The nature of this unity cannot be stated, for it remains always just beyond the threshold of intellectual comprehension. It can only be shown as a blurred reflection through hints coming from many directions but always falling short of their objective
What is wonderful about her writing is an embracing of a multi-faceted, multi-layered mycelial integration. A fluidity of space and - especially - time. Mutability. Complexity. Change. Extrapolating this to our current watery concerns, for me it suggests that water will not be constrained, defined, framed. Our interests, relationships and perspectives - whether sacred, philosophical or scientific - are just some small facets of the whole picture. The manifold manifestations of water are largely inaccessible, unapproachable. On the one hand, we have - as Ivan Illich pointed out - H2O (the waters of utility and industry - “a cleaning fluid” - and privately owned at that) and on the other hand there are “the waters of forgetfulness” (the mythic, symbolic, magical, unconscious). In the realms of water, we have the familiar - oftentimes romantic - 'water bodies' (rivers, lakes etc.) - relatively easy to sacralise; but water manifests as plutonic hydrothermal flows, abyssal vents, stratospheric clouds, industrial/sewage effluents - less easy for us to identify, or converse, with? (but all as real as the river…)

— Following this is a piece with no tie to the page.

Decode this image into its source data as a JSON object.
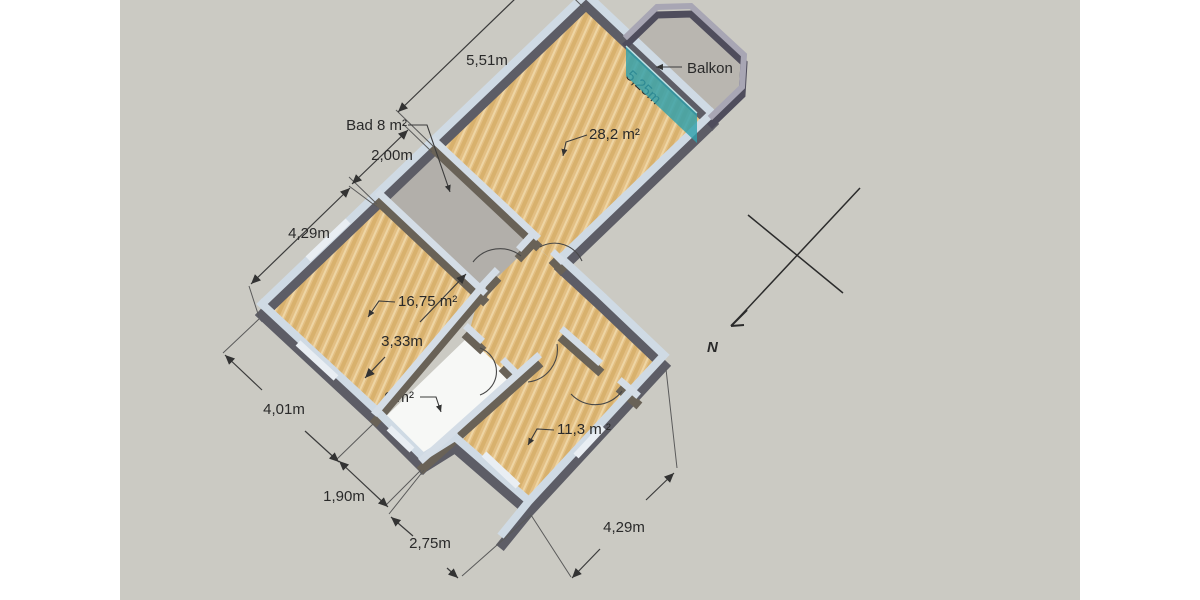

In the closing discussion of the 'Water Workshop', one of the emerging research ideas (or suggested thought experiments) was the prospect of speaking as…a river, a water molecule, a cloud. The meaning of this differs significantly from speaking with (in conversation) or speaking for (spokesperson). All three are imaginative, poetic leaps, (and all necessary expansions into the vitality of matter?) but speaking as involves an inhabiting of watery-ness. Perhaps this is shamanic? geopoetic? Perhaps it is not about porosity to the otherness of water(s), but a oneness with water(s)? A breaking down, or dissolution, of an insider/outsider dichotomy? (River Flows In You?)

There is mystery and unknowability with water, as with any other non-human or human entity. One approach which currently interests me involves the practical insights that can emerge from changing time-frames (speeded-up or slo-mo film or sound). Our perceptions are locked in our time-relationship to the world; we are trapped by our senses and cognition. Other living/dynamic systems reveal extraordinary, marvelous, uncanny attributes when perceived in shifted time-frames. From macro to micro, other truths, cycles, rhythms, pulses emerge; vastly more powerful and enduring than our narrow and ultimately futile efforts of control.